She travelled to Greenland in 2001 when she was using a 35mm film SLR camera, but says she didn’t really start travelling for photography until 2014. Since then she has been to Norway three times, Alaska three times, and the Antarctic once.
When asked why she is drawn to the cold climates and their animals, Bronwyn’s reply is “because we don’t have them.”
I point out to her we don’t have lions or tigers or elephants, either.
“It’s hot there! Like, hello, when you’re feeling live an oven, do you go to the oven?” she laughs.
“You just don’t get those landscapes here. It’s the light, there are no trees; it’s totally different to where I work.”

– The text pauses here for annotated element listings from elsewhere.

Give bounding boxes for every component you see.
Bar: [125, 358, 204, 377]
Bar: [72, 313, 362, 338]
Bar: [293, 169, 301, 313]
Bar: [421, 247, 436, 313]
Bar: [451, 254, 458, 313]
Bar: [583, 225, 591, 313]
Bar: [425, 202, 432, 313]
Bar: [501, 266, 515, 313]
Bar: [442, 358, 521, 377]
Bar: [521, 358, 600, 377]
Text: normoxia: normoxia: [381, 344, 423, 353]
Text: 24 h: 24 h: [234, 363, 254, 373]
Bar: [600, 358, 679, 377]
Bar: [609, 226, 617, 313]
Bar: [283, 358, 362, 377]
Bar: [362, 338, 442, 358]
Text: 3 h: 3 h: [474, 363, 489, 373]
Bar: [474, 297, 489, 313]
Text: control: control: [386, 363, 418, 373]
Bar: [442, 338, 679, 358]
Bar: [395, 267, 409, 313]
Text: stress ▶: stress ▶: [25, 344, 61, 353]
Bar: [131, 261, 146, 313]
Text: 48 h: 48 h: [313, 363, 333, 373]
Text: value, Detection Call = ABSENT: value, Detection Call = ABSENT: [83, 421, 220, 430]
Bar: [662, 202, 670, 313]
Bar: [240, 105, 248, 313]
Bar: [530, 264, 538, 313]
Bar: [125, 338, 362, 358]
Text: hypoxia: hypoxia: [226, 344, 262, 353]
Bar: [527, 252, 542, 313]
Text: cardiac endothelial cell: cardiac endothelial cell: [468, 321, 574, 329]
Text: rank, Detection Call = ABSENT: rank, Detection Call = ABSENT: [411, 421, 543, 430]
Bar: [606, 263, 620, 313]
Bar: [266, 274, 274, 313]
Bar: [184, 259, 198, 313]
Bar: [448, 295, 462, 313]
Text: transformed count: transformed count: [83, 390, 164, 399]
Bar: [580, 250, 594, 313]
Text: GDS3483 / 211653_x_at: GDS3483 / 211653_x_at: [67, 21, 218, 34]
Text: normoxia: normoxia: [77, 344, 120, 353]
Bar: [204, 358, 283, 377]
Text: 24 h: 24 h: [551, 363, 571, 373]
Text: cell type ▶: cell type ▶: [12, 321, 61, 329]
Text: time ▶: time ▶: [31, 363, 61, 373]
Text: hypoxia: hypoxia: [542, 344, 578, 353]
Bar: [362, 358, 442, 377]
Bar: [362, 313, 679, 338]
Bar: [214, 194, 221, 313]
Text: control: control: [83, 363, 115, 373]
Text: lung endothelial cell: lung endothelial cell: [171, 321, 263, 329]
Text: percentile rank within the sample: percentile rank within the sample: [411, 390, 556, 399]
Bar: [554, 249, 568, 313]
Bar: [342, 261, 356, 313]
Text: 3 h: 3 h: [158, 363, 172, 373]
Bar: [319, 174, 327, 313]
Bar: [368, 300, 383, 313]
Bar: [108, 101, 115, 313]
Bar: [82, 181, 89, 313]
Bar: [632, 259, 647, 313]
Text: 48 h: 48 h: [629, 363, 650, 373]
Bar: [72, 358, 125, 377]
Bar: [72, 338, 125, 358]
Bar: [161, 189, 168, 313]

Recent travels to the Arctic have not left Bronwyn with a warm and fuzzy feeling, as she has seen first hand the effects of climate change.
“When I did my last trip to the Arctic in 2016, it was sad. I came home feeling sad, feeling quite remorseful, because you can see how far the glaciers have retreated.”
Bronwyn is completely self taught in the art of photography, and thoroughly enjoys perusing photography books.
“I love buying the Wildlife Photographer of the Year books - the ones that are Natural History Museum’s. They’re really big. I enjoy looking through those.”
She also draws inspiration from other photographers.
“There are many photographers that I draw inspiration from both here in Australia and overseas. If I had to chose a few I would say Jim Brandenburg, USA; Ole Jørgen Liodden, Norway; and Paul Nicklen and Daisy Gilardini, Canada. My heart is with nature photography, specifically ethical wildlife photography - I have always been an animal lover,” she says.
While Bronwyn travels to the greatest lengths to photograph animals, her favourite animals are generally birds. Not, however, for photography.
“They’re so hard. You need to be quiet and close, and let them come to you. So you need patience and a lot of time,” she says.
Photography is not Bronwyn’s only artistic pursuit. She has been learning the violin, and she loves to write.
“I’d like to be able to write some stories to accompany photographs. Writing was my first love. If you’d have asked me in school what I wanted to do, it was to be a writer.”
While she’d love to combine a career of photography with writing, Bronwyn’s more immediate goal is to win Australian Photographer of the Year. And to capture that elusive perfect polar bear shot.